Una personalità tormentata. Si potrebbe definirlo così Cesare Pavese, ma non basterebbe a delineare questo grandissimo scrittore italiano. Una persona tormentata soprattutto psicologicamente, perchè egli non è mai riuscito ad accettare la sua "incapacità" di schierarsi con i partigiani nella seconda guerra mondiale. Questa sua scelta peserà inevitabilmente sul morale di Pavese, fino al tragico epilogo: il suicidio. La sua volontà di togliersi la vita ci veniva rivelata dallo stesso autore nel suo diario "Il mestiere di vivere" che si conclude con queste parole: "tutto questo fa schifo. Non parole. Un gesto. Non scriverò più. Perdono tutti e a tutti chiedo perdono. Va bene? Non fate troppi pettegolezzi."

La sua situazione psicologica, il suo essere "inetto", la voglia di solitudine sono tutti elementi caratterizzanti dell'opera narrativa che ha garantito a Pavese il primo successo. "La casa in collina" è un romanzo breve, pubblicato nel 1949, in cui si intravedono evidenti cenni autobiografici. Un'opera che parla attraverso la voce del protagonista, Corrado, di un'Italia dilaniata dal conflitto. Un paese povero, ma che ha ancora la volontà di vivere, che vuole risollevarsi.

Il paesaggio su cui Pavese articola questa suo desiderio di mostrare la difficoltà delle genti italiane è quello delle colline piemontesi, suo luogo di nascita, più volte ricorrenti anche nei suoi libri successivi. Una zona vista come luogo salvifico, come ritorno ai momenti dell'infanzia, quindi alla purezza di quando si è bambini. Momenti che si perdono con l'arrivo dell'età adulta quando l'uomo prende inesorabilmente consapevolezza delle cose che gli stanno accanto e si chiude in se stesso, in un isolamento voluto. Un paesaggio brullo, secco d'estate e fangoso d'inverno in cui si muove Corrado. Un personaggio privo di illusioni, forse fin troppo realistico. Guarda la realtà così come la dovrebbero guardare tutti, non si illude davanti ai sentimenti e, probabilmente, pur sapendo la verità su suo figlio non ha mai avuto il coraggio di accettarla come tale...

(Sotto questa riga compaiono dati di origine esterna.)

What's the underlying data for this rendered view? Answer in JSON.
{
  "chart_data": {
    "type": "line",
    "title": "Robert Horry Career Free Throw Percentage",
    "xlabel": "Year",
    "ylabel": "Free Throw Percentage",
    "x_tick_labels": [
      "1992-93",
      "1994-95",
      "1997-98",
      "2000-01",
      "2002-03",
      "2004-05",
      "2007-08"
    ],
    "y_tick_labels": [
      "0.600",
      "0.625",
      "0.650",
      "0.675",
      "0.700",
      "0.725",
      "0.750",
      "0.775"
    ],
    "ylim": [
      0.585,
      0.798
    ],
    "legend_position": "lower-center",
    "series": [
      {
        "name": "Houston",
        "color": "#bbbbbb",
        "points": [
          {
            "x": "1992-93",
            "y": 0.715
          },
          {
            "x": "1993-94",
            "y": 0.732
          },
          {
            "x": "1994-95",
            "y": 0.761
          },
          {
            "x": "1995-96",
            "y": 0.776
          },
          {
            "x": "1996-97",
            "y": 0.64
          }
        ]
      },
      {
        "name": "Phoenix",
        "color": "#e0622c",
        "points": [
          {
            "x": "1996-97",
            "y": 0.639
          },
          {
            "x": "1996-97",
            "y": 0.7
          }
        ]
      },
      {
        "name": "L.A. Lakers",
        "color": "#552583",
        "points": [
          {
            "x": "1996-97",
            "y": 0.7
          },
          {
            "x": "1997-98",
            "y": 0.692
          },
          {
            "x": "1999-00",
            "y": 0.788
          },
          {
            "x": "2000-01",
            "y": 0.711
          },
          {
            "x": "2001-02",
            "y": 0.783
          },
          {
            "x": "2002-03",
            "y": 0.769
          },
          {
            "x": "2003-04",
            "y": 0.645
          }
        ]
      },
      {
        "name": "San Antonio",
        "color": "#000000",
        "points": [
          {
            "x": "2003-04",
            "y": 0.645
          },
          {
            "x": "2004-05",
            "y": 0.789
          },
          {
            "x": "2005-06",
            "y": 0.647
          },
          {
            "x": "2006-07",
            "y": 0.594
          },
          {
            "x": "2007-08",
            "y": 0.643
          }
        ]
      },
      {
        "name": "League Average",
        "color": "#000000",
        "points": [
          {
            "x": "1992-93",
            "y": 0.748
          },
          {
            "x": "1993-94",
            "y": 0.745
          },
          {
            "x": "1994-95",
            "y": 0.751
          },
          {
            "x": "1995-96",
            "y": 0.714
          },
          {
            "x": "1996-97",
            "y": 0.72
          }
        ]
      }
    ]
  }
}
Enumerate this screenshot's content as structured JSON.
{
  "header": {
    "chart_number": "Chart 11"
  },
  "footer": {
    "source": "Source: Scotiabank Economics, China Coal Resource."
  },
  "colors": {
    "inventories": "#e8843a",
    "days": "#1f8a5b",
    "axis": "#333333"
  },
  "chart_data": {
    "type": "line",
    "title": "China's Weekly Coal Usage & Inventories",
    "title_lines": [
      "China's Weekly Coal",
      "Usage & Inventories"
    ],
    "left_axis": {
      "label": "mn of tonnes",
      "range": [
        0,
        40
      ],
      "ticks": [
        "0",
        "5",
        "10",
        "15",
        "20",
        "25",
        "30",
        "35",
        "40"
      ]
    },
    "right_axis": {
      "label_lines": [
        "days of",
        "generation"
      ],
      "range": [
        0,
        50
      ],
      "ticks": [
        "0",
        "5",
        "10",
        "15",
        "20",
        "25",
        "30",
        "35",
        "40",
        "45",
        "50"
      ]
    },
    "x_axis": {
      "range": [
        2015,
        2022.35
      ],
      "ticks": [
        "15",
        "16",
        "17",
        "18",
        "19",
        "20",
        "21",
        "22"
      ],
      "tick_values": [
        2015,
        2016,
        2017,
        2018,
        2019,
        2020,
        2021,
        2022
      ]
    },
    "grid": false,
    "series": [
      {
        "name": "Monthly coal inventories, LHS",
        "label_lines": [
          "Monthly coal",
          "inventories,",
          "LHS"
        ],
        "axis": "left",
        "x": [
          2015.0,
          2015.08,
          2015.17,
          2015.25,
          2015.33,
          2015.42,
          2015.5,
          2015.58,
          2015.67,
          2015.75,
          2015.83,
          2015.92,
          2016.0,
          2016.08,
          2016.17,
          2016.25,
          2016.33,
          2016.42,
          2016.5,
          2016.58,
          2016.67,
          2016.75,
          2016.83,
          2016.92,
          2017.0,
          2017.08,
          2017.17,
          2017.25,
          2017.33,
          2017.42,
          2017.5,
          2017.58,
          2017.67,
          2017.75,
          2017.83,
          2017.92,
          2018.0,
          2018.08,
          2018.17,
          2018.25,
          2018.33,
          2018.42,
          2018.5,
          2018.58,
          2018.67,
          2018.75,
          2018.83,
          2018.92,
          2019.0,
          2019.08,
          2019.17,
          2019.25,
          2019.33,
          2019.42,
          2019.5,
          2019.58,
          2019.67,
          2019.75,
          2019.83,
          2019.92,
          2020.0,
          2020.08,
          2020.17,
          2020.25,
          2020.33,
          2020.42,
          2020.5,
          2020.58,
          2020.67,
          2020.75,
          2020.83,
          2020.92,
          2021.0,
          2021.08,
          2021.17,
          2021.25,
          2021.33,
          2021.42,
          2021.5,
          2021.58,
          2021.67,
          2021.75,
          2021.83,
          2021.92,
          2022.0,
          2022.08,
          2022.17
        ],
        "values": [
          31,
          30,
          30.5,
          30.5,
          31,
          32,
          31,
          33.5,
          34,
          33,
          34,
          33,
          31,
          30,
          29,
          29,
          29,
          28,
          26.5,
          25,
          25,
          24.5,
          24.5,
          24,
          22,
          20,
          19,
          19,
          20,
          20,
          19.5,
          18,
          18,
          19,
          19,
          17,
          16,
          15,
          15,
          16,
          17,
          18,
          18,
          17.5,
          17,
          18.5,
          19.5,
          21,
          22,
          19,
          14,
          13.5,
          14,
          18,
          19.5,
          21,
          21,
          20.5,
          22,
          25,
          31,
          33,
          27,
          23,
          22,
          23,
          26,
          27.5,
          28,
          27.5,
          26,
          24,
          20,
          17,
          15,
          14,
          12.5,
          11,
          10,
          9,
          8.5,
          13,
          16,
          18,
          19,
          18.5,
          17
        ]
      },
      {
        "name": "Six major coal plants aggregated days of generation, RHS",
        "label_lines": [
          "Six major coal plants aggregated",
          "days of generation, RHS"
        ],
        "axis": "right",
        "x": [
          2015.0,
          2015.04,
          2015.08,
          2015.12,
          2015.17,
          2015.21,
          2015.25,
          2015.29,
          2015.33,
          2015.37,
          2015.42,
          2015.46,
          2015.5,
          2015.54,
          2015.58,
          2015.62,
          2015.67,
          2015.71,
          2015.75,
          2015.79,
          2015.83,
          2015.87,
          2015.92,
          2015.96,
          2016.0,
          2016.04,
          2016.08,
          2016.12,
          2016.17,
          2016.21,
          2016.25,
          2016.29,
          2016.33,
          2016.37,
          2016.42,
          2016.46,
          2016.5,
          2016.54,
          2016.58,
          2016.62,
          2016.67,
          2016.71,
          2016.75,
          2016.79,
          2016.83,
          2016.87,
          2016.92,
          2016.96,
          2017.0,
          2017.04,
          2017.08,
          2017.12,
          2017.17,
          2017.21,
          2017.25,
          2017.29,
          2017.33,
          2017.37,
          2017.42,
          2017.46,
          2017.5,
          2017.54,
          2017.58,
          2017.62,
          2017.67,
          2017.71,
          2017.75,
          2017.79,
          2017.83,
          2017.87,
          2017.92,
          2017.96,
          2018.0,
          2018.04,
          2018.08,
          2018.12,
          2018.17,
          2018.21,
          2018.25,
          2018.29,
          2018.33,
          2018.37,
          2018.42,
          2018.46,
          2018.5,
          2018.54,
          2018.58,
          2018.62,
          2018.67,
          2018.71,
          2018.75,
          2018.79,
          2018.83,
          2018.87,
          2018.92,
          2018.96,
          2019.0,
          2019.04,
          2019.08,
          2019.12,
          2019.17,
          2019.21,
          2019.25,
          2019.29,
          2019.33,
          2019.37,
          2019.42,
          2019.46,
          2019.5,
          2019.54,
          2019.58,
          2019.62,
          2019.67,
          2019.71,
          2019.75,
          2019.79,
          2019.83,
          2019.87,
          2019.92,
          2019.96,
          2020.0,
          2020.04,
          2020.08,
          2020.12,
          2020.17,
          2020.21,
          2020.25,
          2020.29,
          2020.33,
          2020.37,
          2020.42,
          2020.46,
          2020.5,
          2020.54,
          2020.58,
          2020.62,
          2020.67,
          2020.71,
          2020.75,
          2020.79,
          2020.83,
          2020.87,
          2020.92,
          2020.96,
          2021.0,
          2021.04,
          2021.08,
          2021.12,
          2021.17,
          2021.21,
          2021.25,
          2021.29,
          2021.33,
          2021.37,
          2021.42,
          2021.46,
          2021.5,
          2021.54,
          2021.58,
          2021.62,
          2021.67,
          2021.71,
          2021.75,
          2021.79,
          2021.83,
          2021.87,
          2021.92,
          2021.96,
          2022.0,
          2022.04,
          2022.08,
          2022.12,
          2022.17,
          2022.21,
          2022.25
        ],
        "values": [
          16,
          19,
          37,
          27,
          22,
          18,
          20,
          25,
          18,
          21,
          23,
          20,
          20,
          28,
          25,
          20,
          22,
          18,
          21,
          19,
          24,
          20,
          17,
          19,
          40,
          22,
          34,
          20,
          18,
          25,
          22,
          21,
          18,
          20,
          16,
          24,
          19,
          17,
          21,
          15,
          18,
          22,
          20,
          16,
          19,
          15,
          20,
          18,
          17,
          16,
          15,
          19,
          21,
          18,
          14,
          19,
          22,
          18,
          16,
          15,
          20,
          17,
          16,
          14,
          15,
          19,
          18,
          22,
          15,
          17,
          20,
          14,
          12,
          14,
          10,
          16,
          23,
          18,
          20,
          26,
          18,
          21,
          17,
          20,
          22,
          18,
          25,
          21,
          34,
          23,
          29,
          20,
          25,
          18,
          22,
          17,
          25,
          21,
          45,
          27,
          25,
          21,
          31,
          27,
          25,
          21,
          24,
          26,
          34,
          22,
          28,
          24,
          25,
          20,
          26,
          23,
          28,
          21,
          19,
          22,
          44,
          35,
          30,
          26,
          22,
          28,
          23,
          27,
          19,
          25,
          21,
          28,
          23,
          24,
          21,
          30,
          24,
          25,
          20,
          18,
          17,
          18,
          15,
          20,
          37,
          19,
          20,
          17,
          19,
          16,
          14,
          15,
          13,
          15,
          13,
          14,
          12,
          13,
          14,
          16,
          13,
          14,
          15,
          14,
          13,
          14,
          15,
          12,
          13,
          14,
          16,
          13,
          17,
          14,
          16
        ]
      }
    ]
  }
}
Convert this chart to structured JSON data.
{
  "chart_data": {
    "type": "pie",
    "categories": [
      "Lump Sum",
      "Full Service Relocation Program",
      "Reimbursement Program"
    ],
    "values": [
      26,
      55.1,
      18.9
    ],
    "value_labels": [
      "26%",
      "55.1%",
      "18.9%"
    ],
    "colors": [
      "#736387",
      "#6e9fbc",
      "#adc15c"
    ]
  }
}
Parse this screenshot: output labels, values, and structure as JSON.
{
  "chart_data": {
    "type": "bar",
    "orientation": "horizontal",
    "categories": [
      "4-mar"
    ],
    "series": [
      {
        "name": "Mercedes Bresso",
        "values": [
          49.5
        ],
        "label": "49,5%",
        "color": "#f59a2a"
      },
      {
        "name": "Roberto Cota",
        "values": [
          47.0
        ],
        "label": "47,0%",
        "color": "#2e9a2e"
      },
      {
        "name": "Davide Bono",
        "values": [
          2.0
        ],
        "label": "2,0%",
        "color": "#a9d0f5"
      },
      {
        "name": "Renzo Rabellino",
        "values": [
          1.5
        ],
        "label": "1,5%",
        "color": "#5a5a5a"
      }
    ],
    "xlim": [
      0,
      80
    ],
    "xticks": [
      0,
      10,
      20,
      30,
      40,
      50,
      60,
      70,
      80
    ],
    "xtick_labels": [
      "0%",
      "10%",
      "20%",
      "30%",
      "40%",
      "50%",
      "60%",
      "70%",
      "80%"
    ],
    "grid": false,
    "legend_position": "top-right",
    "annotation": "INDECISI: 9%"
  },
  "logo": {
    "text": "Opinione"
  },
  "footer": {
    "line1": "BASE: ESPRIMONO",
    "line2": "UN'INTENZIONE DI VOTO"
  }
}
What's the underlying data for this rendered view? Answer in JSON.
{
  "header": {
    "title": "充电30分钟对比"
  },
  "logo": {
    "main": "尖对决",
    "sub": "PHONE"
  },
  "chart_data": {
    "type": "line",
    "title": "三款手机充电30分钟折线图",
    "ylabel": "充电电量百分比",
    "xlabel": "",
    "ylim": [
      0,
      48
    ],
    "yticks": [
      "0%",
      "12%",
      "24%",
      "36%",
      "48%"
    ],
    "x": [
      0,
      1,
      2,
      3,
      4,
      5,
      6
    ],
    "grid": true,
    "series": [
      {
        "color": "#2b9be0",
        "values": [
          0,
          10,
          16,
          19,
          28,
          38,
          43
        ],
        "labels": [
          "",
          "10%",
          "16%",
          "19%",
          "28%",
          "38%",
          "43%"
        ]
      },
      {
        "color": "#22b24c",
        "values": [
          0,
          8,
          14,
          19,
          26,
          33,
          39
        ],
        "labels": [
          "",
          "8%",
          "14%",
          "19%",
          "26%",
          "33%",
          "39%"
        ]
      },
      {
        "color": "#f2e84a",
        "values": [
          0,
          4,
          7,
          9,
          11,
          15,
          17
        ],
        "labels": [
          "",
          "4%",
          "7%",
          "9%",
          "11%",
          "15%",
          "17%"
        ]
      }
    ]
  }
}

Un protagonista che rispecchia il suo creatore, con il suo pessimismo, la sua inettitudine, la sua volontà di isolarsi dal resto del mondo, di "tornare bambino". A Corrado, sempre preso dai suoi dubbi e dalle sue peregrinazioni psicologiche, si contrappongono altre figure. Fonso, Cate, Giorgi, Nando, sono tutti individui che agiscono d'impulso, che si mobilitano per il bene del paese.

Pavese scrive un'opera semplice ma allo stesso tempo complessa. Molti dicono che leggendo l'autore piemontese si perde quasi immediatamente il filo del discorso, a causa di una trama difficilmente rilevabile. Non è sbagliato, ma sarebbe riduttivo metterla in questo modo. Per lo scrittore, il plot è soltanto un punto di partenza su cui articolare una storia che va avanti soprattutto attraverso le idee, i ricordi del protagonista. In questo senso in modo innovativo, il romanziere descrive le scene non in ordine cronologico, ma bensì come vengono ricordate dal protagonista.

Risulta inevitabile quando si vive tra i morti, quando la notte non si dorme per paura della guerriglia, quando la fame e il fredddo e la miseria riducono l'uomo a un essere svuotato della stessa anima, chiedersi il perchè di tutto questo. Il perchè di quei morti, su quelle strade...

"E dei caduti che facciamo? Perché sono morti"?